Scritto da Andrea Corigliano Martedì 02 Aprile 2024 08:00

SETTIMANA VIA VIA PIÙ STABILE, IN ATTESA DEL PRIMO SUSSULTO SIMIL-ESTIVO DEL PROMONTORIO NORD AFRICANO

Simulazione ensemble per il 3 aprile 2024Con i picchi di temperatura registrati oggi, compresi tra i 32 e i 35 °C lungo il versante tirrenico della Sicilia ancora esposto ai venti meridionali forzati dalla compressione adiabatica, si va chiudendo questa fase meteorologica che, se da un lato ha visto tutta la penisola alle prese con un ingente trasporto di polveri sahariane, dall’altro ha contrapposto alla stabilità atmosferica avuta sulle regioni centro-meridionali le condizioni a tratti anche perturbate su quelle settentrionali e in particolare al Nord-Ovest, dove invece siamo stati spettatori di un nuovo apporto di copiose precipitazioni piovose e nevose, in genere a quote medio-alte. Nei prossimi giorni l’ampia circolazione ciclonica presente in Oceano Atlantico tenderà a cambiare forma e posizione e di conseguenza, proprio come succede in un effetto domino, cambieranno gli equilibri barici anche sul bacino centro-occidentale del Mediterraneo. Allontanandosi prima dalle coste occidentali europee (fig. 1) e tentando poi un nuovo affondo verso le basse latitudini (fig. 2), la vasta depressione esporrà la nostra penisola a un iniziale flusso zonale che porterà da nord a sud condizioni di generale variabilità.

Successivamente, nella seconda parte della settimana, si andrà materializzando una graduale rimonta del promontorio nord africano che riceverà la spinta a espandersi verso le nostre latitudini dalla discesa di aria fredda lungo i meridiani atlantici, sul fianco occidentale della saccatura. In questa nuovo scambio meridiano delle correnti l’Italia non si troverà più a metà strada tra le due circolazioni come è successo in questi ultimi giorni, ma proprio per il fatto che la saccatura si troverà in una posizione più occidentale le nostre regioni risentiranno quasi completamente dell’azione stabilizzatrice e particolarmente mite del promontorio subtropicale. Non dovremmo andare incontro a una configurazione di blocco perché le correnti perturbate atlantiche, passo dopo passo, riusciranno molto probabilmente a spingere la figura anticiclonica verso levante nell’arco di 3-5 giorni, a seconda delle regioni interessate.
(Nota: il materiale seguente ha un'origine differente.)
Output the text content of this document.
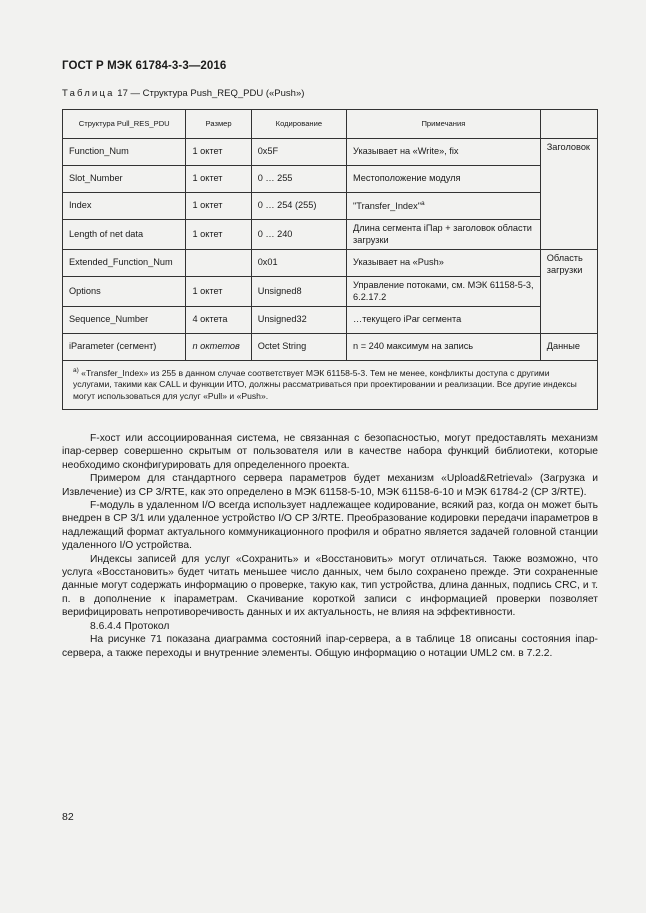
ГОСТ Р МЭК 61784-3-3—2016
Таблица 17 — Структура Push_REQ_PDU («Push»)
Структура Pull_RES_PDU	Размер	Кодирование	Примечания	
Function_Num	1 октет	0x5F	Указывает на «Write», fix	Заголовок
Slot_Number	1 октет	0 … 255	Местоположение модуля	
Index	1 октет	0 … 254 (255)	"Transfer_Index"$^a$
Length of net data	1 октет	0 … 240	Длина сегмента iПар + заголовок области загрузки	
Extended_Function_Num		0x01	Указывает на «Push»	Область загрузки
Options	1 октет	Unsigned8	Управление потоками, см. МЭК 61158-5-3, 6.2.17.2	
Sequence_Number	4 октета	Unsigned32	…текущего iPar сегмента	
iParameter (сегмент)	n октетов	Octet String	n = 240 максимум на запись	Данные
$^{a)}$ «Transfer_Index» из 255 в данном случае соответствует МЭК 61158-5-3. Тем не менее, конфликты доступа с другими услугами, такими как CALL и функции ИТО, должны рассматриваться при проектировании и реализации. Все другие индексы могут использоваться для услуг «Pull» и «Push».				

F-хост или ассоциированная система, не связанная с безопасностью, могут предоставлять механизм iпар-сервер совершенно скрытым от пользователя или в качестве набора функций библиотеки, которые необходимо сконфигурировать для определенного проекта.

Примером для стандартного сервера параметров будет механизм «Upload&Retrieval» (Загрузка и Извлечение) из CP 3/RTE, как это определено в МЭК 61158-5-10, МЭК 61158-6-10 и МЭК 61784-2 (CP 3/RTE).

F-модуль в удаленном I/O всегда использует надлежащее кодирование, всякий раз, когда он может быть внедрен в CP 3/1 или удаленное устройство I/O CP 3/RTE. Преобразование кодировки передачи iпараметров в надлежащий формат актуального коммуникационного профиля и обратно является задачей головной станции удаленного I/O устройства.

Индексы записей для услуг «Сохранить» и «Восстановить» могут отличаться. Также возможно, что услуга «Восстановить» будет читать меньшее число данных, чем было сохранено прежде. Эти сохраненные данные могут содержать информацию о проверке, такую как, тип устройства, длина данных, подпись CRC, и т. п. в дополнение к iпараметрам. Скачивание короткой записи с информацией проверки позволяет верифицировать непротиворечивость данных и их актуальность, не влияя на эффективности.

8.6.4.4 Протокол

На рисунке 71 показана диаграмма состояний iпар-сервера, а в таблице 18 описаны состояния iпар-сервера, а также переходы и внутренние элементы. Общую информацию о нотации UML2 см. в 7.2.2.

82
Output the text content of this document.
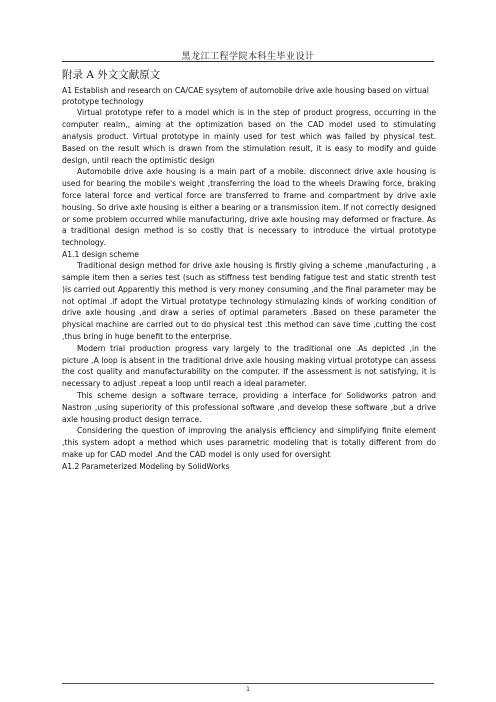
黑龙江工程学院本科生毕业设计
附录 A 外文文献原文

A1 Establish and research on CA/CAE sysytem of automobile drive axle housing based on virtual prototype technology

Virtual prototype refer to a model which is in the step of product progress, occurring in the computer realm,, aiming at the optimization based on the CAD model used to stimulating analysis product. Virtual prototype in mainly used for test which was failed by physical test. Based on the result which is drawn from the stimulation result, it is easy to modify and guide design, until reach the optimistic design

Automobile drive axle housing is a main part of a mobile. disconnect drive axle housing is used for bearing the mobile's weight ,transferring the load to the wheels Drawing force, braking force lateral force and vertical force are transferred to frame and compartment by drive axle housing. So drive axle housing is either a bearing or a transmission item. If not correctly designed or some problem occurred while manufacturing, drive axle housing may deformed or fracture. As a traditional design method is so costly that is necessary to introduce the virtual prototype technology.

A1.1 design scheme

Traditional design method for drive axle housing is firstly giving a scheme ,manufacturing , a sample item then a series test (such as stiffness test bending fatigue test and static strenth test )is carried out Apparently this method is very money consuming ,and the final parameter may be not optimal .if adopt the Virtual prototype technology stimulazing kinds of working condition of drive axle housing ,and draw a series of optimal parameters .Based on these parameter the physical machine are carried out to do physical test .this method can save time ,cutting the cost ,thus bring in huge benefit to the enterprise.

Modern trial production progress vary largely to the traditional one .As depicted ,in the picture ,A loop is absent in the traditional drive axle housing making virtual prototype can assess the cost quality and manufacturability on the computer. If the assessment is not satisfying, it is necessary to adjust .repeat a loop until reach a ideal parameter.

This scheme design a software terrace, providing a interface for Solidworks patron and Nastron ,using superiority of this professional software ,and develop these software ,but a drive axle housing product design terrace.

Considering the question of improving the analysis efficiency and simplifying finite element ,this system adopt a method which uses parametric modeling that is totally different from do make up for CAD model .And the CAD model is only used for oversight

A1.2 Parameterized Modeling by SolidWorks

1
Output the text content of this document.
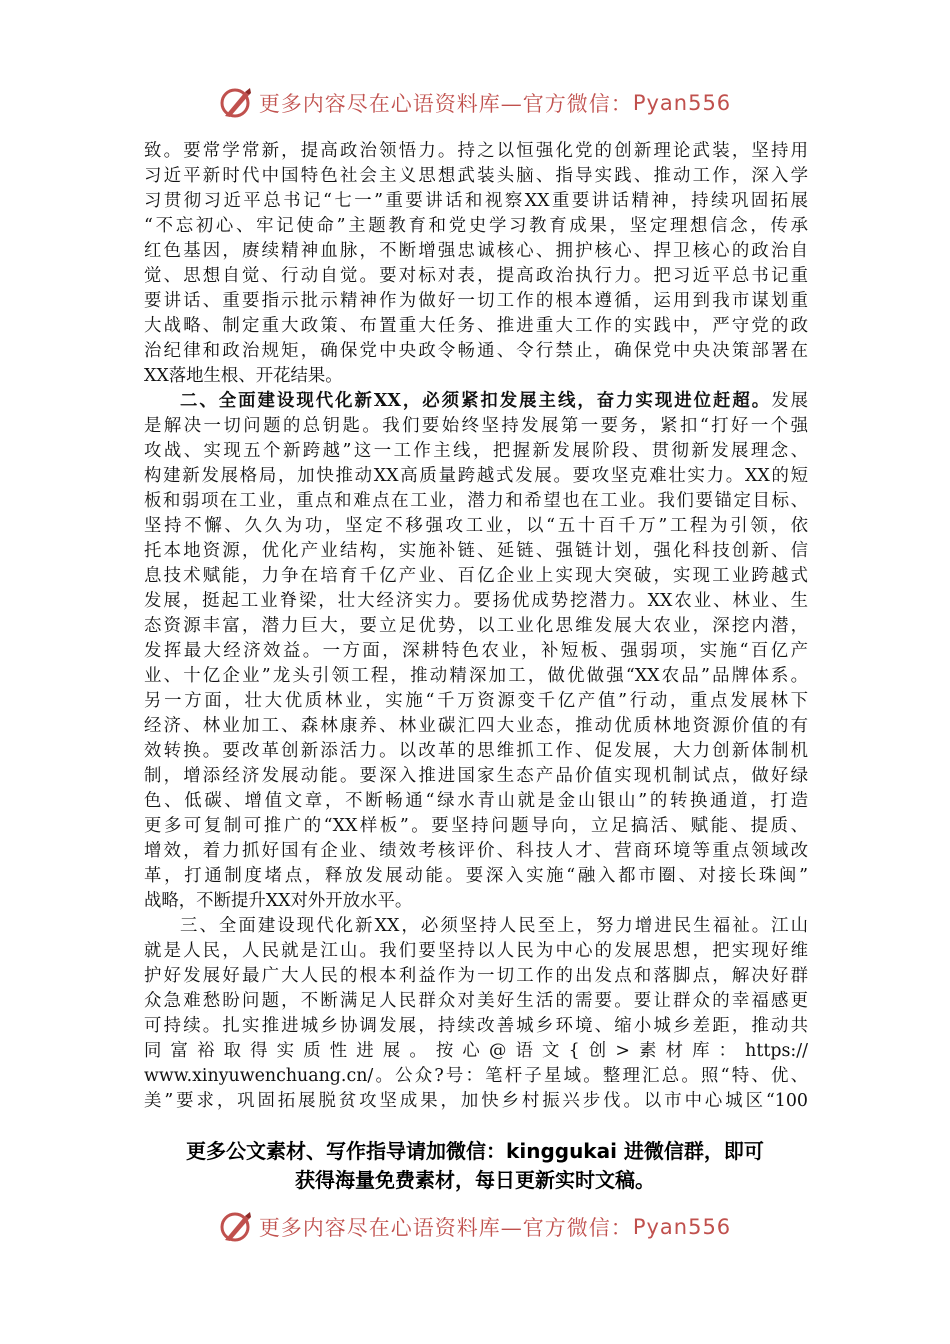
更多内容尽在心语资料库—官方微信： Pyan556
致。要常学常新，提高政治领悟力。持之以恒强化党的创新理论武装，坚持用
习近平新时代中国特色社会主义思想武装头脑、指导实践、推动工作，深入学
习贯彻习近平总书记“七一”重要讲话和视察XX重要讲话精神，持续巩固拓展
“不忘初心、牢记使命”主题教育和党史学习教育成果，坚定理想信念，传承
红色基因，赓续精神血脉，不断增强忠诚核心、拥护核心、捍卫核心的政治自
觉、思想自觉、行动自觉。要对标对表，提高政治执行力。把习近平总书记重
要讲话、重要指示批示精神作为做好一切工作的根本遵循，运用到我市谋划重
大战略、制定重大政策、布置重大任务、推进重大工作的实践中，严守党的政
治纪律和政治规矩，确保党中央政令畅通、令行禁止，确保党中央决策部署在
XX落地生根、开花结果。
二、全面建设现代化新XX，必须紧扣发展主线，奋力实现进位赶超。发展
是解决一切问题的总钥匙。我们要始终坚持发展第一要务，紧扣“打好一个强
攻战、实现五个新跨越”这一工作主线，把握新发展阶段、贯彻新发展理念、
构建新发展格局，加快推动XX高质量跨越式发展。要攻坚克难壮实力。XX的短
板和弱项在工业，重点和难点在工业，潜力和希望也在工业。我们要锚定目标、
坚持不懈、久久为功，坚定不移强攻工业，以“五十百千万”工程为引领，依
托本地资源，优化产业结构，实施补链、延链、强链计划，强化科技创新、信
息技术赋能，力争在培育千亿产业、百亿企业上实现大突破，实现工业跨越式
发展，挺起工业脊梁，壮大经济实力。要扬优成势挖潜力。XX农业、林业、生
态资源丰富，潜力巨大，要立足优势，以工业化思维发展大农业，深挖内潜，
发挥最大经济效益。一方面，深耕特色农业，补短板、强弱项，实施“百亿产
业、十亿企业”龙头引领工程，推动精深加工，做优做强“XX农品”品牌体系。
另一方面，壮大优质林业，实施“千万资源变千亿产值”行动，重点发展林下
经济、林业加工、森林康养、林业碳汇四大业态，推动优质林地资源价值的有
效转换。要改革创新添活力。以改革的思维抓工作、促发展，大力创新体制机
制，增添经济发展动能。要深入推进国家生态产品价值实现机制试点，做好绿
色、低碳、增值文章，不断畅通“绿水青山就是金山银山”的转换通道，打造
更多可复制可推广的“XX样板”。要坚持问题导向，立足搞活、赋能、提质、
增效，着力抓好国有企业、绩效考核评价、科技人才、营商环境等重点领域改
革，打通制度堵点，释放发展动能。要深入实施“融入都市圈、对接长珠闽”
战略，不断提升XX对外开放水平。
三、全面建设现代化新XX，必须坚持人民至上，努力增进民生福祉。江山
就是人民，人民就是江山。我们要坚持以人民为中心的发展思想，把实现好维
护好发展好最广大人民的根本利益作为一切工作的出发点和落脚点，解决好群
众急难愁盼问题，不断满足人民群众对美好生活的需要。要让群众的幸福感更
可持续。扎实推进城乡协调发展，持续改善城乡环境、缩小城乡差距，推动共
同富裕取得实质性进展。按心@语文{创>素材库：https://
www.xinyuwenchuang.cn/。公众?号：笔杆子星域。整理汇总。照“特、优、
美”要求，巩固拓展脱贫攻坚成果，加快乡村振兴步伐。以市中心城区“100
更多公文素材、写作指导请加微信：kinggukai 进微信群，即可
获得海量免费素材，每日更新实时文稿。
更多内容尽在心语资料库—官方微信： Pyan556
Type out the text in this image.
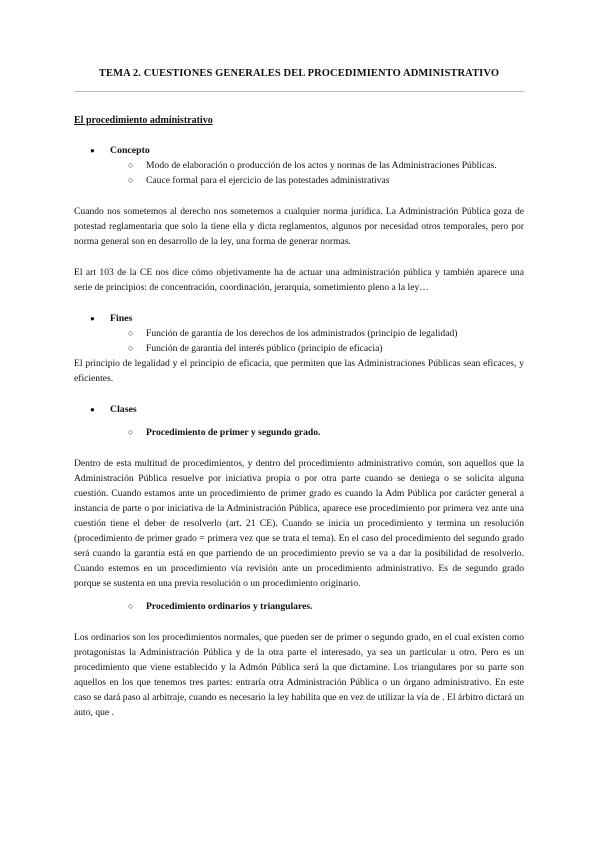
TEMA 2. CUESTIONES GENERALES DEL PROCEDIMIENTO ADMINISTRATIVO
El procedimiento administrativo
● Concepto
○ Modo de elaboración o producción de los actos y normas de las Administraciones Públicas.
○ Cauce formal para el ejercicio de las potestades administrativas

Cuando nos sometemos al derecho nos sometemos a cualquier norma jurídica. La Administración Pública goza de potestad reglamentaria que solo la tiene ella y dicta reglamentos, algunos por necesidad otros temporales, pero por norma general son en desarrollo de la ley, una forma de generar normas.

El art 103 de la CE nos dice cómo objetivamente ha de actuar una administración pública y también aparece una serie de principios: de concentración, coordinación, jerarquía, sometimiento pleno a la ley…

● Fines
○ Función de garantía de los derechos de los administrados (principio de legalidad)
○ Función de garantía del interés público (principio de eficacia)

El principio de legalidad y el principio de eficacia, que permiten que las Administraciones Públicas sean eficaces, y eficientes.

● Clases
○ Procedimiento de primer y segundo grado.

Dentro de esta multitud de procedimientos, y dentro del procedimiento administrativo común, son aquellos que la Administración Pública resuelve por iniciativa propia o por otra parte cuando se deniega o se solicita alguna cuestión. Cuando estamos ante un procedimiento de primer grado es cuando la Adm Pública por carácter general a instancia de parte o por iniciativa de la Administración Pública, aparece ese procedimiento por primera vez ante una cuestión tiene el deber de resolverlo (art. 21 CE). Cuando se inicia un procedimiento y termina un resolución (procedimiento de primer grado = primera vez que se trata el tema). En el caso del procedimiento del segundo grado será cuando la garantía está en que partiendo de un procedimiento previo se va a dar la posibilidad de resolverlo. Cuando estemos en un procedimiento vía revisión ante un procedimiento administrativo. Es de segundo grado porque se sustenta en una previa resolución o un procedimiento originario.

○ Procedimiento ordinarios y triangulares.

Los ordinarios son los procedimientos normales, que pueden ser de primer o segundo grado, en el cual existen como protagonistas la Administración Pública y de la otra parte el interesado, ya sea un particular u otro. Pero es un procedimiento que viene establecido y la Admón Pública será la que dictamine. Los triangulares por su parte son aquellos en los que tenemos tres partes: entraría otra Administración Pública o un órgano administrativo. En este caso se dará paso al arbitraje, cuando es necesario la ley habilita que en vez de utilizar la vía de . El árbitro dictará un auto, que .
Al di là di questo, però, sembra essere considerevole per il periodo l’afflusso di aria subtropicale in arrivo, con l’isoterma di 15 °C a 850 hPa che tra il finire di questa settimana e all’inizio della prossima non dovrebbe trovare difficoltà a raggiungere almeno le nostre regioni centro-meridionali e apportare così anomalie termiche positive anche a doppia cifra. Tra l’altro, non trovandoci più nel periodo invernale in cui – come abbiamo imparato – è attivo lo scudo dell’inversione termica pronto ad attenuare gli effetti dell’avvezione calda nei bassi strati, possiamo fin d’ora ipotizzare che sotto questo disegno sinottico diventa non così irrealistico ritenere che possa concretizzarsi una situazione termica dalle caratteristiche tardo primaverili se non addirittura simil-estive, soprattutto nelle aree interne e lontano dalle coste.



Avremo modo di definire meglio lo scenario e le sue caratteristiche nei prossimi interventi.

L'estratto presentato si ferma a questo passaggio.